A critical enzyme in this fat-distribution process is known technically as lipoprotein lipase, LPL, and any cell that uses fatty acids for fuel or stores fatty acids uses LPL to make this possible. When a triglyceride-rich lipoprotein passes by in the circulation, the LPL will grab on, and then break down the triglycerides inside into their component fatty acids. This increases the local concentration of free fatty acids, which flow into the cells—either to be fixed as triglycerides if these cells are fat cells, or oxidized for fuel if they’re not. The more LPL activity on a particular cell type, the more fatty acids it will absorb, which is why LPL is known as the “gatekeeper” for fat accumulation.

Insulin, not surprisingly, is the primary regulator of LPL activity, although not the only one.

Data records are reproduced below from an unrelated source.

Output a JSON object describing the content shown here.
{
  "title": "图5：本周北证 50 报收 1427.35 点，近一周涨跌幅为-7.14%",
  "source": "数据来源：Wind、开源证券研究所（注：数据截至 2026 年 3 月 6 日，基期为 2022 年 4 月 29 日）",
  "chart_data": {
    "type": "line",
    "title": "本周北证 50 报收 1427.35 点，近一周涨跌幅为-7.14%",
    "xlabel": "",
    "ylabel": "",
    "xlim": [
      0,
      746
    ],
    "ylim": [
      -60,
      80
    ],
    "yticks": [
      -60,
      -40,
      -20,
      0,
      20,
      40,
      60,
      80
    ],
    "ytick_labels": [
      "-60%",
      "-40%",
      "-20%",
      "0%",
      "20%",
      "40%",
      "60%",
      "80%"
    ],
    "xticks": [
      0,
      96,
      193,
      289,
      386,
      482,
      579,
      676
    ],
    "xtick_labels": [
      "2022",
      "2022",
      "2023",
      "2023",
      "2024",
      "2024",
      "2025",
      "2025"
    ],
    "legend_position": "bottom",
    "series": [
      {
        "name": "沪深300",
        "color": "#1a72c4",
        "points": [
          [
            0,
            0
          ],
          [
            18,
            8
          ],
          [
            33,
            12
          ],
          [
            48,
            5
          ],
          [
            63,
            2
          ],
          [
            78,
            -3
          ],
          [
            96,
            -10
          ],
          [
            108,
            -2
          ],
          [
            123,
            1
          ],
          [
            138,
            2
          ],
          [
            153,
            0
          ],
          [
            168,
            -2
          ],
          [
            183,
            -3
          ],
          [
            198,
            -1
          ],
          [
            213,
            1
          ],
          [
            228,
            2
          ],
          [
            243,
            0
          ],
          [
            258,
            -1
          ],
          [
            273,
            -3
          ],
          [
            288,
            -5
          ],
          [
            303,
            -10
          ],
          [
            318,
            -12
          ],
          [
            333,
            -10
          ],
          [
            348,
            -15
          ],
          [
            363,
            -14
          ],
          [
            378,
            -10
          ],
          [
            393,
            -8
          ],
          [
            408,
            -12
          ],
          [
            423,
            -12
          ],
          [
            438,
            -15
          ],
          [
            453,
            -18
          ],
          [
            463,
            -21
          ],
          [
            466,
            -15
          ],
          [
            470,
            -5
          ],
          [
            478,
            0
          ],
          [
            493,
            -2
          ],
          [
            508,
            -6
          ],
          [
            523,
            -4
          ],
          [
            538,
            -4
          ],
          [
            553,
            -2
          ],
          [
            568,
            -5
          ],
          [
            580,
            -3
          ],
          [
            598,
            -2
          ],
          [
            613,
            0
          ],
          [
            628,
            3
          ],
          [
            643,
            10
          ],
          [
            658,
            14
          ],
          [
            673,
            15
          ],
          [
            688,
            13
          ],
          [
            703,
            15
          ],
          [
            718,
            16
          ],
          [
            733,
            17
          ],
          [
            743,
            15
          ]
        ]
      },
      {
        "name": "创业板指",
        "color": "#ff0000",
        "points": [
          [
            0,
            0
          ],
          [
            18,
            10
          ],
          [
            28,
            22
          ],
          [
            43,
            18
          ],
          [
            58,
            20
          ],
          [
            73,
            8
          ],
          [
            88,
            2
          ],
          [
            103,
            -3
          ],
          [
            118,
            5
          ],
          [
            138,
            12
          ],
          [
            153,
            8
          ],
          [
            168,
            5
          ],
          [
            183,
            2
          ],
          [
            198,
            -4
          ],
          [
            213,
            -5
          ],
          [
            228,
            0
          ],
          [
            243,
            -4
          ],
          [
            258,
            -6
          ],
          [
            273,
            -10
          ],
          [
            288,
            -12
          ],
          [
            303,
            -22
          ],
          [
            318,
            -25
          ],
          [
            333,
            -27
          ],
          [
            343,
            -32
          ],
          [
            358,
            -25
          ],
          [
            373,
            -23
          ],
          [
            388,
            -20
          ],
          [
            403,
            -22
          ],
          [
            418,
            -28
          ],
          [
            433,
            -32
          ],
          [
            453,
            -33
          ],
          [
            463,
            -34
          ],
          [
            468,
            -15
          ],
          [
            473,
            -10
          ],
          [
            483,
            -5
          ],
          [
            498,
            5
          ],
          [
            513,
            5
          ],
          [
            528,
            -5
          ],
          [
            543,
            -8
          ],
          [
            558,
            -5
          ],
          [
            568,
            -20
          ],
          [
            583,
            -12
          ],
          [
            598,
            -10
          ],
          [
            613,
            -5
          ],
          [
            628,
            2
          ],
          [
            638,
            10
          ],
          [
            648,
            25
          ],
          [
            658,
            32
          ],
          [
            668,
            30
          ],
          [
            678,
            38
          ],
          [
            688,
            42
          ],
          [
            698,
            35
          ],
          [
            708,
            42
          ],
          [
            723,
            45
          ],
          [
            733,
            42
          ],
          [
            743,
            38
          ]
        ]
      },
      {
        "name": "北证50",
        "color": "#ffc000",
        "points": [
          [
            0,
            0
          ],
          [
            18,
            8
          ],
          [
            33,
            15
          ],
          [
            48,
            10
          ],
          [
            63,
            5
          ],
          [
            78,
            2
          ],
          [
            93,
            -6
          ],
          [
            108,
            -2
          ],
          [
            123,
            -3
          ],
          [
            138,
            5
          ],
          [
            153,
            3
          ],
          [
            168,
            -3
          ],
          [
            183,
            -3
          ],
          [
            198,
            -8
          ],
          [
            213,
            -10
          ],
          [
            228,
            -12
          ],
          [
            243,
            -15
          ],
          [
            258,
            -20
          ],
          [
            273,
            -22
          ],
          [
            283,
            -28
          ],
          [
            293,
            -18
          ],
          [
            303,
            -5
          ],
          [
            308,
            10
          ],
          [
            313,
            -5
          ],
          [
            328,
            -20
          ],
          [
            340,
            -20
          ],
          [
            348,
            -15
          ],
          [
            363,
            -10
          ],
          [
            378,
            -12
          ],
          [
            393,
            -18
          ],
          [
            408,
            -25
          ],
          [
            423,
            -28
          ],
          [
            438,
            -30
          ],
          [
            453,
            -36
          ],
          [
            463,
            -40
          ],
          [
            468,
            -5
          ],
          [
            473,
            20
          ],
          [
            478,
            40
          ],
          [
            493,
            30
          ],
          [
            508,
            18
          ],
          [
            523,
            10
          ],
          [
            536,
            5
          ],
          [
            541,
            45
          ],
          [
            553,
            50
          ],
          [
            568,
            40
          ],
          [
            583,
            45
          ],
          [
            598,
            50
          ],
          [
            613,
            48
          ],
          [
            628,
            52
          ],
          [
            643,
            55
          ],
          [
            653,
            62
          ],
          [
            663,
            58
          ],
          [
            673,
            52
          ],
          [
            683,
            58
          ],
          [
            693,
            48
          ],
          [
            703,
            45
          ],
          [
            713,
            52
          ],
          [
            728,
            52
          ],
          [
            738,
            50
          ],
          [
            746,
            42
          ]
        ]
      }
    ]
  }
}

This regulation functions differently, as is the case with all hormones, from tissue to tissue and site to site. In fat tissue, insulin increases LPL activity; in muscle tissue, it decreases activity. As a result, when insulin is secreted, fat is deposited in the fat tissue, and the muscles have to burn glucose for energy. When insulin levels drop, the LPL activity on the fat cells decreases and the LPL activity on the muscle cells increases—the fat cells release fatty acids, and the muscle cells take them up and burn them.

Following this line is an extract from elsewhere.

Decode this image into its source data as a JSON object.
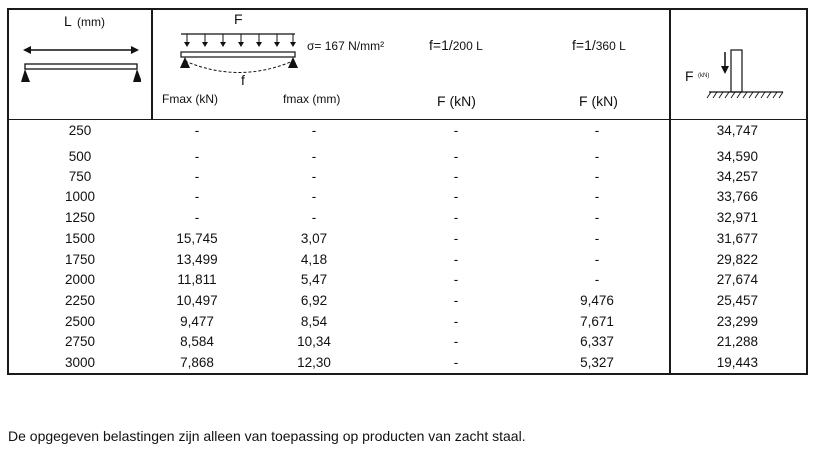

It’s the orchestration of LPL activity by insulin and other hormones that accounts for why some areas of the body will accumulate more fat than others, why the distribution of fat is different between men and women, and how these distributions change with age and, in women, with reproductive needs. Women have greater LPL activity in their adipose tissue than men do, for example, and this may be one reason why obesity and overweight are now more common in women than in men. In men, the activity of LPL is higher in the fat tissue of the abdominal region than in the fat tissue below the waist, which would explain why the typical male obesity takes the form of the beer belly. Women have more adipose-tissue LPL activity in the hips and buttocks than in the abdominal region, although after menopause the LPL activity in their abdominal region catches up to that of men.